Chicago, Alton and St. Louis Railroad, connecting Chicago with Alton and St. Louis, a total of 284 miles, one of the city’s most important railroad lines.  Strictly a freight line, the railroad earned $867,238.53 for freight and mail in 1858.
Illinois Central Railway, extending from Chicago to Cairo, Illinois and from Centralia, 112 miles north of Cairo to Dunleith on the Upper Mississippi, a total of 704 miles.  Carried 468,679 passengers with receipts of $1,976,576.52 for freight, mail and passengers in 1858.
Pittsburgh, Fort Wayne and Chicago Railroad, completed to Chicago on December 25, 1858 and connecting at Pittsburgh with the Pennsylvania Central and other roads on the Atlantic seaboard, a total of 467 miles.
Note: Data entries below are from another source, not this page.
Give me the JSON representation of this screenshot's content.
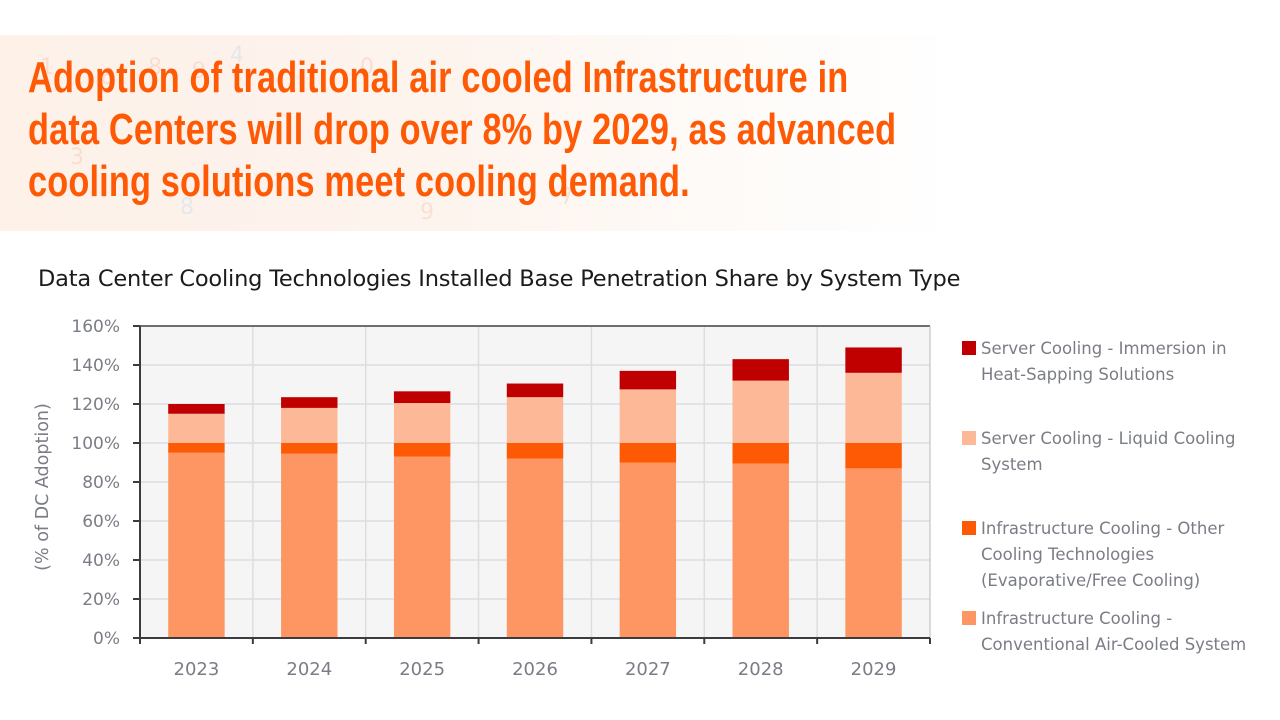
{
  "headline": {
    "lines": [
      "Adoption of traditional air cooled Infrastructure in",
      "data Centers will drop over 8% by 2029, as advanced",
      "cooling solutions meet cooling demand."
    ],
    "color": "#fe5a06"
  },
  "chart_data": {
    "type": "bar",
    "stacked": true,
    "title": "Data Center Cooling Technologies Installed Base Penetration Share by System Type",
    "xlabel": "",
    "ylabel": "(% of DC Adoption)",
    "ylim": [
      0,
      160
    ],
    "yticks": [
      0,
      20,
      40,
      60,
      80,
      100,
      120,
      140,
      160
    ],
    "ytick_labels": [
      "0%",
      "20%",
      "40%",
      "60%",
      "80%",
      "100%",
      "120%",
      "140%",
      "160%"
    ],
    "grid": true,
    "legend_position": "right",
    "categories": [
      "2023",
      "2024",
      "2025",
      "2026",
      "2027",
      "2028",
      "2029"
    ],
    "series": [
      {
        "name": "Infrastructure Cooling - Conventional Air-Cooled System",
        "color": "#fe9663",
        "values": [
          95,
          94.5,
          93,
          92,
          90,
          89.5,
          87
        ]
      },
      {
        "name": "Infrastructure Cooling - Other Cooling Technologies (Evaporative/Free Cooling)",
        "color": "#fe5a06",
        "values": [
          5,
          5.5,
          7,
          8,
          10,
          10.5,
          13
        ]
      },
      {
        "name": "Server Cooling - Liquid Cooling System",
        "color": "#fdb997",
        "values": [
          15,
          18,
          20.5,
          23.5,
          27.5,
          32,
          36
        ]
      },
      {
        "name": "Server Cooling - Immersion in Heat-Sapping Solutions",
        "color": "#c00000",
        "values": [
          5,
          5.5,
          6,
          7,
          9.5,
          11,
          13
        ]
      }
    ],
    "legend_order": [
      3,
      2,
      1,
      0
    ],
    "legend_labels": [
      [
        "Server Cooling - Immersion in",
        "Heat-Sapping Solutions"
      ],
      [
        "Server Cooling - Liquid Cooling",
        "System"
      ],
      [
        "Infrastructure Cooling - Other",
        "Cooling Technologies",
        "(Evaporative/Free Cooling)"
      ],
      [
        "Infrastructure Cooling -",
        "Conventional Air-Cooled System"
      ]
    ]
  }
}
Carried 435,946 passengers, east and west with receipts of $1,567,780.18 for freight, passengers and mail in 1858.
Michigan Southern and Northern Indiana Railroad, connecting Chicago by way of Cleveland, Toledo and other eastern roads, with all eastern seaboard cities, a total of 242 miles.  Carried 511,928 passengers with receipts of $3,089,345.97 in 1858.
Michigan Central Railway, connecting Chicago with Detroit, a total of 282 miles, connecting from Detroit by way of the Canada Great Western, the Grand Trunk, the New York Central and a number of other roads with all the Atlantic coast cities.  Carried 367,919 passengers with $2,016,155.83 in revenue from passengers, freight and mail in 1858.

These lines constitute the major railroads, using Chicago as their base of operations.  There were somewhere around 105 trains leaving the city every day of the week in 1858.  There are a dozen or more other railroads that connect with these lines at various points in the Midwest.  The previous year saw a severe downturn in the national economy, but there were still 516 miles of new railroad track added to the roads serving Chicago.  It is estimated that 2,775 miles of railroad track now exist in Illinois.  Eight years earlier there were 95 miles in the entire state.  The estimated revenue for all railroads calling Chicago their home during 1858 was $16,197,153.95.  (That's the equivalent of over a half-billion dollars of revenue in today's dollars.)